Success Metric: 10%+ of contacted alumni engage; at least 3-5 gifts received
Experiment D: Personalized Impact Communication
Goal: Test your personalized update model
Approach:
- For each gift received, create a personalized thank-you that includes: how their gift will be used, connection to HTS history, invitation to see impact (campus visit, video update in 3 months)
- Send first impact update at 3-month mark showing real outcomes
Success Metric: Donors feel seen and connected; they’re willing to give again
Phase 3: Refine & Scale (March – April 2026) – TBD
- Analyze what worked: Which ambassadors were most effective? Which giving amounts resonated? What stories moved people?

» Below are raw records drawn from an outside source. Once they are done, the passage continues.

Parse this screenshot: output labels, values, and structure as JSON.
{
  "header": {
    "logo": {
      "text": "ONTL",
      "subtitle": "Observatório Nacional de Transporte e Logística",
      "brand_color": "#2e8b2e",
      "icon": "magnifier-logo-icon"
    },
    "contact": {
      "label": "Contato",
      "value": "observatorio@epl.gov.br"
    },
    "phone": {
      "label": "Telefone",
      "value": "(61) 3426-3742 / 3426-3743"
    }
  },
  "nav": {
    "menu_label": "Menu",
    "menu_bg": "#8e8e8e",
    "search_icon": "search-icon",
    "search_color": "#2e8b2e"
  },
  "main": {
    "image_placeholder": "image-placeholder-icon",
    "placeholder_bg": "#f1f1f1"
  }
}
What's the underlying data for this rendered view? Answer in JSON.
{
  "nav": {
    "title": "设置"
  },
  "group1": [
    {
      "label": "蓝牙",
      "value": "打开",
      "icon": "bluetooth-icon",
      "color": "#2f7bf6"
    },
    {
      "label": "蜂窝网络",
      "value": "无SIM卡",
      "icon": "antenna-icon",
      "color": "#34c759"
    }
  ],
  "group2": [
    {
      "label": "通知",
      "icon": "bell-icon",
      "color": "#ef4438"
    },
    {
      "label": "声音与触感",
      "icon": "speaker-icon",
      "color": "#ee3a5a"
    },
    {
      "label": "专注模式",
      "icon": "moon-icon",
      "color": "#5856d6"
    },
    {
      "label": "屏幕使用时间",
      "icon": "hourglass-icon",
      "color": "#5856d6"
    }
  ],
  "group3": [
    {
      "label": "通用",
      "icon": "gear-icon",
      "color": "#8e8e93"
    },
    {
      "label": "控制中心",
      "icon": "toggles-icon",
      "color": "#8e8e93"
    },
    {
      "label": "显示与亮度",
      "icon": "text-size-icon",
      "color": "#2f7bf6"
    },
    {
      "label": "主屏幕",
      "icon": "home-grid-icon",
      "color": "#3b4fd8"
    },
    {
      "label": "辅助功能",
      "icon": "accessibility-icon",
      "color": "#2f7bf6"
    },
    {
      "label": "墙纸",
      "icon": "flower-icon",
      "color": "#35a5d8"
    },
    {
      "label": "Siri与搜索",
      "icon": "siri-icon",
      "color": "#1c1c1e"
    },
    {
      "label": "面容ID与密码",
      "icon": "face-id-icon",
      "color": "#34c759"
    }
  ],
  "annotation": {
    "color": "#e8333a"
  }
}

- Refine the narrative and process based on feedback
- Plan Phase 2: Expand to second giving category OR expand ambassador network
- Prepare for dashboard integration when technology arrives
- Document lessons learned for your exit ticket/blog post
Key Principles Throughout
- Yes, and approach: Build on what alumni already care about; don’t replace it
- Transparency first: Always show where money goes and who benefits
- Legacy honored: Every ask acknowledges the past while inviting future impact
- Multiple entry points: Different giving levels for different capacities
- Peer power: Ambassadors are your most credible messengers
Quick Wins to Start This Week
- Choose your pilot giving category
- Gather historical materials (photos, stories, alumni testimonials from that program)
- Identify your first 3 potential ambassadors
- Draft one personalized thank-you email template
The quick wins are done – next is about building this sustainably and slowly.
You’ve got this! 🚀

Wow – there is a lot of work and thought in here, Colin! I keep coming back to your idea of story – what story to Alum want to share, how can they tell that story in a meaningful way to them..and how to they keep that story going through the pilot phase 2? Crescent has a good story-telling for alumni through their Past and Present if you’re looking for some examples. Looking forward to hearing more!

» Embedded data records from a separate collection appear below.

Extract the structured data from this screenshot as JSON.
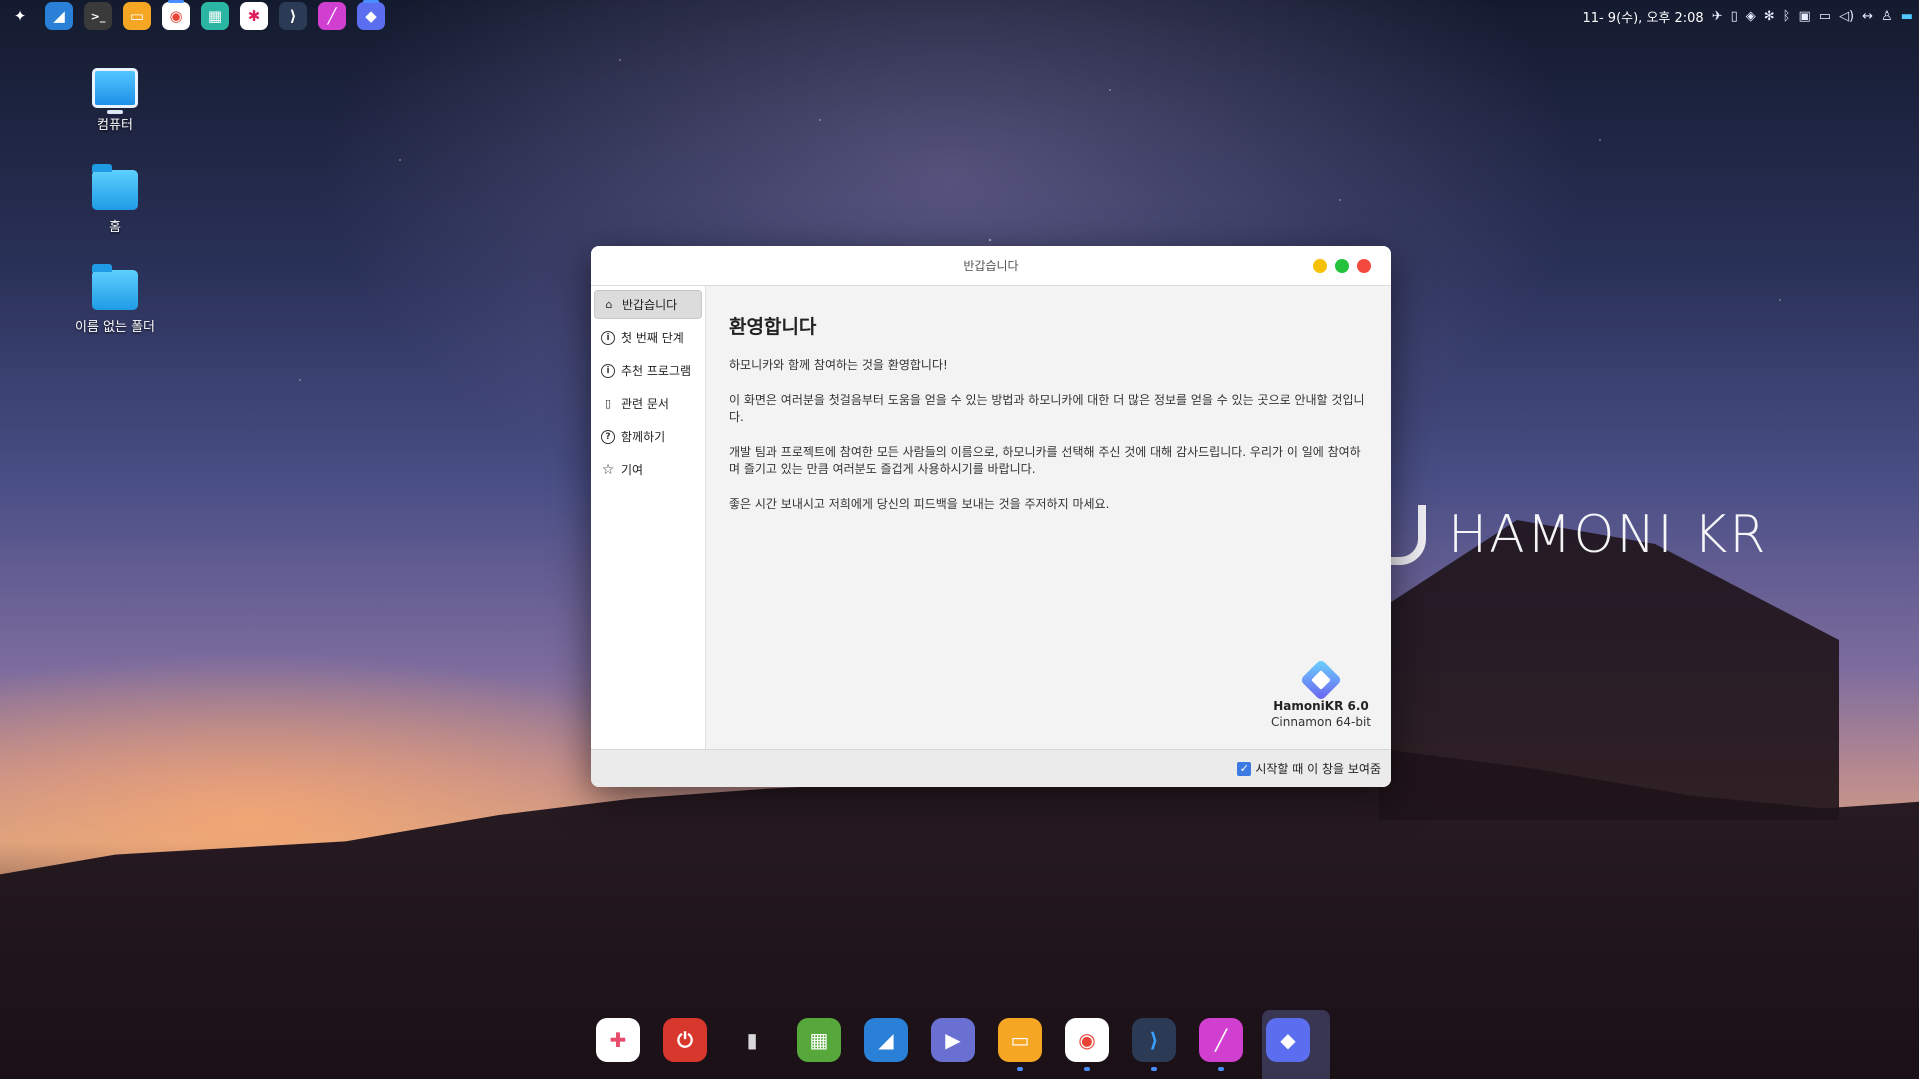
{
  "top_panel": {
    "apps": [
      {
        "icon": "hamonikr-menu-icon",
        "glyph": "✦",
        "color": "#4a6fd8"
      },
      {
        "icon": "bird-app-icon",
        "glyph": "◢",
        "color": "#2a7fd6"
      },
      {
        "icon": "terminal-icon",
        "glyph": ">_",
        "color": "#3a3a3a"
      },
      {
        "icon": "files-icon",
        "glyph": "▭",
        "color": "#f5a623"
      },
      {
        "icon": "chrome-icon",
        "glyph": "◉",
        "color": "#ea4335"
      },
      {
        "icon": "calculator-icon",
        "glyph": "▦",
        "color": "#2bb6a3"
      },
      {
        "icon": "slack-icon",
        "glyph": "✱",
        "color": "#ffffff"
      },
      {
        "icon": "vscode-icon",
        "glyph": "⟩",
        "color": "#2b6cb0"
      },
      {
        "icon": "pen-app-icon",
        "glyph": "╱",
        "color": "#d03fd0"
      },
      {
        "icon": "hamonikr-app-icon",
        "glyph": "◆",
        "color": "#5b6ef0"
      }
    ],
    "datetime": "11- 9(수), 오후 2:08"
  },
  "desktop": {
    "icons": [
      {
        "label": "컴퓨터"
      },
      {
        "label": "홈"
      },
      {
        "label": "이름 없는 폴더"
      }
    ]
  },
  "brand": {
    "text": "HAMONI KR"
  },
  "window": {
    "title": "반갑습니다",
    "sidebar": [
      {
        "label": "반갑습니다",
        "icon": "home-icon",
        "glyph": "⌂"
      },
      {
        "label": "첫 번째 단계",
        "icon": "info-icon",
        "glyph": "i"
      },
      {
        "label": "추천 프로그램",
        "icon": "info-icon",
        "glyph": "i"
      },
      {
        "label": "관련 문서",
        "icon": "book-icon",
        "glyph": "▯"
      },
      {
        "label": "함께하기",
        "icon": "help-icon",
        "glyph": "?"
      },
      {
        "label": "기여",
        "icon": "star-icon",
        "glyph": "☆"
      }
    ],
    "heading": "환영합니다",
    "paragraphs": [
      "하모니카와 함께 참여하는 것을 환영합니다!",
      "이 화면은 여러분을 첫걸음부터 도움을 얻을 수 있는 방법과 하모니카에 대한 더 많은 정보를 얻을 수 있는 곳으로 안내할 것입니다.",
      "개발 팀과 프로젝트에 참여한 모든 사람들의 이름으로, 하모니카를 선택해 주신 것에 대해 감사드립니다. 우리가 이 일에 참여하며 즐기고 있는 만큼 여러분도 즐겁게 사용하시기를 바랍니다.",
      "좋은 시간 보내시고 저희에게 당신의 피드백을 보내는 것을 주저하지 마세요."
    ],
    "version": "HamoniKR 6.0",
    "edition": "Cinnamon 64-bit",
    "show_on_startup": "시작할 때 이 창을 보여줌"
  },
  "dock": [
    {
      "icon": "media-app-icon",
      "glyph": "✚",
      "color": "#e64b6a"
    },
    {
      "icon": "power-icon",
      "glyph": "⏻",
      "color": "#d8372e"
    },
    {
      "icon": "trash-icon",
      "glyph": "▮",
      "color": "#d8d8d8"
    },
    {
      "icon": "software-center-icon",
      "glyph": "▦",
      "color": "#57a83a"
    },
    {
      "icon": "bird-app-icon",
      "glyph": "◢",
      "color": "#2a7fd6"
    },
    {
      "icon": "video-player-icon",
      "glyph": "▶",
      "color": "#6a6fd2"
    },
    {
      "icon": "files-icon",
      "glyph": "▭",
      "color": "#f5a623"
    },
    {
      "icon": "chrome-icon",
      "glyph": "◉",
      "color": "#ffffff"
    },
    {
      "icon": "vscode-icon",
      "glyph": "⟩",
      "color": "#2b3b55"
    },
    {
      "icon": "pen-app-icon",
      "glyph": "╱",
      "color": "#d03fd0"
    },
    {
      "icon": "hamonikr-app-icon",
      "glyph": "◆",
      "color": "#5b6ef0"
    }
  ]
}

Thanks Jeff! Yes, we have many Crescent connections and I get handed an issue of Past and Present often. They are definitely setting the bar high in terms of alum storytelling! Optimistic to achieve new heights in the same realm at HTS in the near future. Excited to see how your project keeps developing too!
Colin, this “take 2” is really strong. Your How Might We question feels human and clear, and I love how you’ve built a phased plan that matches your capacity while still giving the work a long runway. The historically grounded, personalized giving experience is a real point of difference, and Phase 1 is spot on, one excellent giving category will give you something concrete to test and then reuse. For our session tomorrow, I’m curious, if you could optimize for only one outcome in the February pilot, would it be first time giving, repeat giving, or alumni engagement and advocacy even when someone can’t give yet?
– Gareth
Thanks Gareth for your reflection on my action plan and “how might we” more generally! To answer your question going forward, I hope our pilot of the category of the giving menu/catalogue will produce first time donors first and foremost. I need to start people moving down our donor pipeline. Those that have donated before are an easier sell and I can push them in different ways. And those that only have capacity to be donors of their time and expertise, I have other ways for them to reach out and plug-in to our programming and academic teams. But you’ve made me think about adding a section on the giving page that speaks to being the notion that “giving” takes non-financial forms too and to “reach out to [email protected] if this aligns more with your current capacity”, for example. Thanks so much!